Who, then, are the unhappiest of them all? Look in the mirror, dear reader, for it may be you. Researchers have found that lifetime happiness is shaped like a U. It has a big sag in the middle. "Statistically, the saddest year in a man's life is age 44," he tells me merrily. "By then your spouse has figured out that you're a bore. You're not that fun, and you're not gonna change. You have adolescents in the house. And you've found that success and money aren't the same thing." For men, all these chickens come home to roost in their mid-to-late 40s. (Women also have a middle-aged slump, but they tend to suffer somewhat less.)

If you are 44, I have good news. Soon you will be 50, and things will start looking up. Happiness studies show that healthy people who are 70 are just as happy as people who are 20.

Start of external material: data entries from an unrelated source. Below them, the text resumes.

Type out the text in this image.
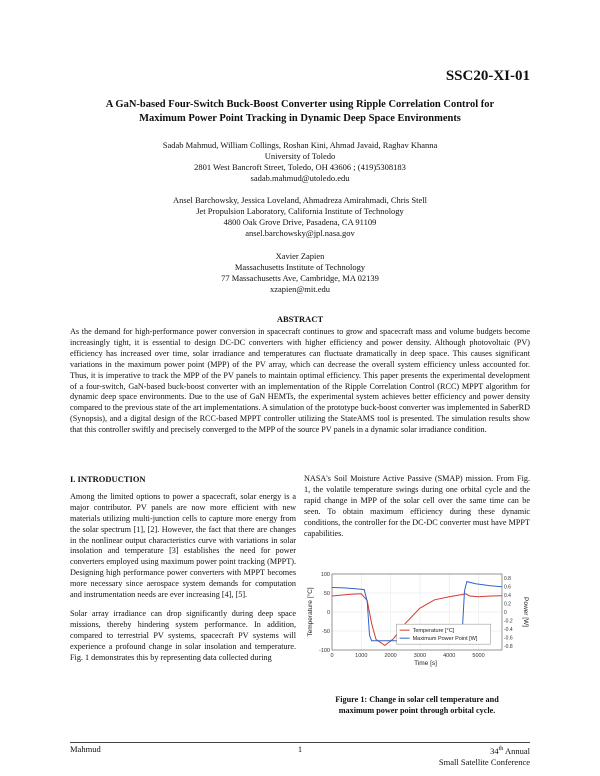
SSC20-XI-01
A GaN-based Four-Switch Buck-Boost Converter using Ripple Correlation Control for
Maximum Power Point Tracking in Dynamic Deep Space Environments
Sadab Mahmud, William Collings, Roshan Kini, Ahmad Javaid, Raghav Khanna
University of Toledo
2801 West Bancroft Street, Toledo, OH 43606 ; (419)5308183
sadab.mahmud@utoledo.edu
Ansel Barchowsky, Jessica Loveland, Ahmadreza Amirahmadi, Chris Stell
Jet Propulsion Laboratory, California Institute of Technology
4800 Oak Grove Drive, Pasadena, CA 91109
ansel.barchowsky@jpl.nasa.gov
Xavier Zapien
Massachusetts Institute of Technology
77 Massachusetts Ave, Cambridge, MA 02139
xzapien@mit.edu
ABSTRACT

As the demand for high-performance power conversion in spacecraft continues to grow and spacecraft mass and volume budgets become increasingly tight, it is essential to design DC-DC converters with higher efficiency and power density. Although photovoltaic (PV) efficiency has increased over time, solar irradiance and temperatures can fluctuate dramatically in deep space. This causes significant variations in the maximum power point (MPP) of the PV array, which can decrease the overall system efficiency unless accounted for. Thus, it is imperative to track the MPP of the PV panels to maintain optimal efficiency. This paper presents the experimental development of a four-switch, GaN-based buck-boost converter with an implementation of the Ripple Correlation Control (RCC) MPPT algorithm for dynamic deep space environments. Due to the use of GaN HEMTs, the experimental system achieves better efficiency and power density compared to the previous state of the art implementations. A simulation of the prototype buck-boost converter was implemented in SaberRD (Synopsis), and a digital design of the RCC-based MPPT controller utilizing the StateAMS tool is presented. The simulation results show that this controller swiftly and precisely converged to the MPP of the source PV panels in a dynamic solar irradiance condition.

I. INTRODUCTION

Among the limited options to power a spacecraft, solar energy is a major contributor. PV panels are now more efficient with new materials utilizing multi-junction cells to capture more energy from the solar spectrum [1], [2]. However, the fact that there are changes in the nonlinear output characteristics curve with variations in solar insolation and temperature [3] establishes the need for power converters employed using maximum power point tracking (MPPT). Designing high performance power converters with MPPT becomes more necessary since aerospace system demands for computation and instrumentation needs are ever increasing [4], [5].

Solar array irradiance can drop significantly during deep space missions, thereby hindering system performance. In addition, compared to terrestrial PV systems, spacecraft PV systems will experience a profound change in solar insolation and temperature. Fig. 1 demonstrates this by representing data collected during

NASA's Soil Moisture Active Passive (SMAP) mission. From Fig. 1, the volatile temperature swings during one orbital cycle and the rapid change in MPP of the solar cell over the same time can be seen. To obtain maximum efficiency during these dynamic conditions, the controller for the DC-DC converter must have MPPT capabilities.

0	1000	2000	3000	4000	5000
100
50
0
-50
-100
0.8
0.6
0.4
0.2
0
-0.2
-0.4
-0.6
-0.8
Temperature [°C]	Power [W]
Time [s]
Temperature [°C]
Maximum Power Point [W]
Figure 1: Change in solar cell temperature and
maximum power point through orbital cycle.
Mahmud	1	34th Annual
Small Satellite Conference
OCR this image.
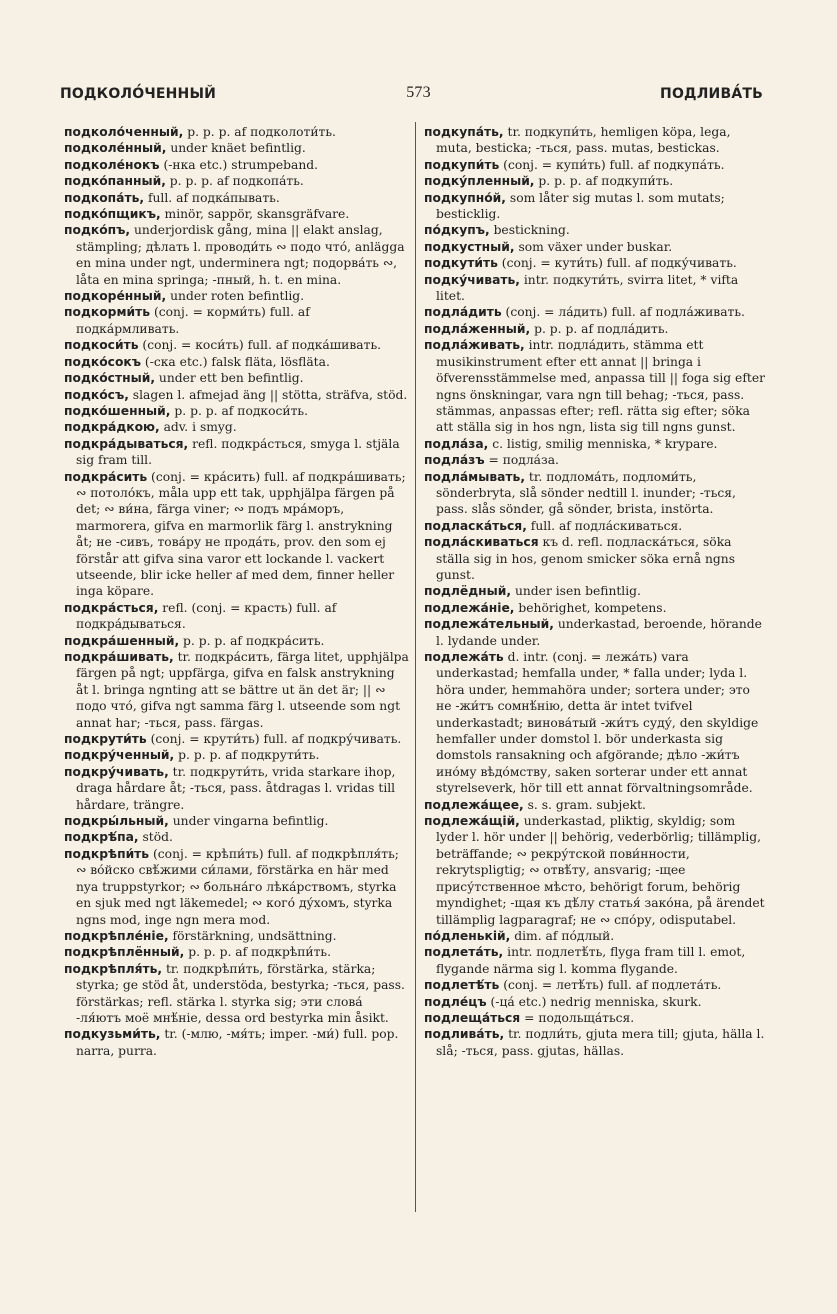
ПОДКОЛО́ЧЕННЫЙ	573	ПОДЛИВА́ТЬ

подколо́ченный, p. p. p. af подколоти́ть.

подколе́нный, under knäet befintlig.

подколе́нокъ (-нка etc.) strumpeband.

подко́панный, p. p. p. af подкопа́ть.

подкопа́ть, full. af подка́пывать.

подко́пщикъ, minör, sappör, skansgräfvare.

подко́пъ, underjordisk gång, mina || elakt anslag, stämpling; дѣлать l. проводи́ть ∾ подо что́, anlägga en mina under ngt, underminera ngt; подорва́ть ∾, låta en mina springa; -пный, h. t. en mina.

подкоре́нный, under roten befintlig.

подкорми́ть (conj. = корми́ть) full. af подка́рмливать.

подкоси́ть (conj. = коси́ть) full. af подка́шивать.

подко́сокъ (-ска etc.) falsk fläta, lösfläta.

подко́стный, under ett ben befintlig.

подко́съ, slagen l. afmejad äng || stötta, sträfva, stöd.

подко́шенный, p. p. p. af подкоси́ть.

подкра́дкою, adv. i smyg.

подкра́дываться, refl. подкра́сться, smyga l. stjäla sig fram till.

подкра́сить (conj. = кра́сить) full. af подкра́шивать; ∾ потоло́къ, måla upp ett tak, upphjälpa färgen på det; ∾ ви́на, färga viner; ∾ подъ мра́моръ, marmorera, gifva en marmorlik färg l. anstrykning åt; не -сивъ, това́ру не прода́ть, prov. den som ej förstår att gifva sina varor ett lockande l. vackert utseende, blir icke heller af med dem, finner heller inga köpare.

подкра́сться, refl. (conj. = красть) full. af подкра́дываться.

подкра́шенный, p. p. p. af подкра́сить.

подкра́шивать, tr. подкра́сить, färga litet, upphjälpa färgen på ngt; uppfärga, gifva en falsk anstrykning åt l. bringa ngnting att se bättre ut än det är; || ∾ подо что́, gifva ngt samma färg l. utseende som ngt annat har; -ться, pass. färgas.

подкрути́ть (conj. = крути́ть) full. af подкру́чивать.

подкру́ченный, p. p. p. af подкрути́ть.

подкру́чивать, tr. подкрути́ть, vrida starkare ihop, draga hårdare åt; -ться, pass. åtdragas l. vridas till hårdare, trängre.

подкры́льный, under vingarna befintlig.

подкрѣ́па, stöd.

подкрѣпи́ть (conj. = крѣпи́ть) full. af подкрѣпля́ть; ∾ во́йско свѣ́жими си́лами, förstärka en här med nya truppstyrkor; ∾ больна́го лѣка́рствомъ, styrka en sjuk med ngt läkemedel; ∾ кого́ ду́хомъ, styrka ngns mod, inge ngn mera mod.

подкрѣпле́ніе, förstärkning, undsättning.

подкрѣплённый, p. p. p. af подкрѣпи́ть.

подкрѣпля́ть, tr. подкрѣпи́ть, förstärka, stärka; styrka; ge stöd åt, understöda, bestyrka; -ться, pass. förstärkas; refl. stärka l. styrka sig; эти слова́ -ля́ютъ моё мнѣ́ніе, dessa ord bestyrka min åsikt.

подкузьми́ть, tr. (-млю, -мя́ть; imper. -ми́) full. pop. narra, purra.

подкупа́ть, tr. подкупи́ть, hemligen köpa, lega, muta, besticka; -ться, pass. mutas, bestickas.

подкупи́ть (conj. = купи́ть) full. af подкупа́ть.

подку́пленный, p. p. p. af подкупи́ть.

подкупно́й, som låter sig mutas l. som mutats; besticklig.

по́дкупъ, bestickning.

подкустный, som växer under buskar.

подкути́ть (conj. = кути́ть) full. af подку́чивать.

подку́чивать, intr. подкути́ть, svirra litet, * vifta litet.

подла́дить (conj. = ла́дить) full. af подла́живать.

подла́женный, p. p. p. af подла́дить.

подла́живать, intr. подла́дить, stämma ett musikinstrument efter ett annat || bringa i öfverensstämmelse med, anpassa till || foga sig efter ngns önskningar, vara ngn till behag; -ться, pass. stämmas, anpassas efter; refl. rätta sig efter; söka att ställa sig in hos ngn, lista sig till ngns gunst.

подла́за, c. listig, smilig menniska, * krypare.

подла́зъ = подла́за.

подла́мывать, tr. подлома́ть, подломи́ть, sönderbryta, slå sönder nedtill l. inunder; -ться, pass. slås sönder, gå sönder, brista, instörta.

подласка́ться, full. af подла́скиваться.

подла́скиваться къ d. refl. подласка́ться, söka ställa sig in hos, genom smicker söka ernå ngns gunst.

подлёдный, under isen befintlig.

подлежа́ніе, behörighet, kompetens.

подлежа́тельный, underkastad, beroende, hörande l. lydande under.

подлежа́ть d. intr. (conj. = лежа́ть) vara underkastad; hemfalla under, * falla under; lyda l. höra under, hemmahöra under; sortera under; это не -жи́тъ сомнѣ́нію, detta är intet tvifvel underkastadt; винова́тый -жи́тъ суду́, den skyldige hemfaller under domstol l. bör underkasta sig domstols ransakning och afgörande; дѣло -жи́тъ ино́му вѣдо́мству, saken sorterar under ett annat styrelseverk, hör till ett annat förvaltningsområde.

подлежа́щее, s. s. gram. subjekt.

подлежа́щій, underkastad, pliktig, skyldig; som lyder l. hör under || behörig, vederbörlig; tillämplig, beträffande; ∾ рекру́тской пови́нности, rekrytspligtig; ∾ отвѣ́ту, ansvarig; -щее прису́тственное мѣсто, behörigt forum, behörig myndighet; -щая къ дѣ́лу статья́ зако́на, på ärendet tillämplig lagparagraf; не ∾ спо́ру, odisputabel.

по́дленькій, dim. af по́длый.

подлета́ть, intr. подлетѣ́ть, flyga fram till l. emot, flygande närma sig l. komma flygande.

подлетѣ́ть (conj. = летѣ́ть) full. af подлета́ть.

подле́цъ (-ца́ etc.) nedrig menniska, skurk.

подлеща́ться = подольща́ться.

подлива́ть, tr. подли́ть, gjuta mera till; gjuta, hälla l. slå; -ться, pass. gjutas, hällas.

By the end of breakfast, Mr. Brooks has explained why almost everything I believed when I was 20 was entirely wrong. Many of the things I thought would bring me happiness did not, and many things that I despised (e.g., marriage) did. So what now? Alas, I'm not religious. Is there any other way to increase my happiness?

Yes, he tells me. Be philanthropic. People who volunteer or give money to charity are 43 per cent more likely than non-givers to say they are very happy. Conservatives are more charitable than liberals, which is another reason why they're happier. And the more you give, the happier you get.

In other words, money really can buy happiness after all - but only if you give it away.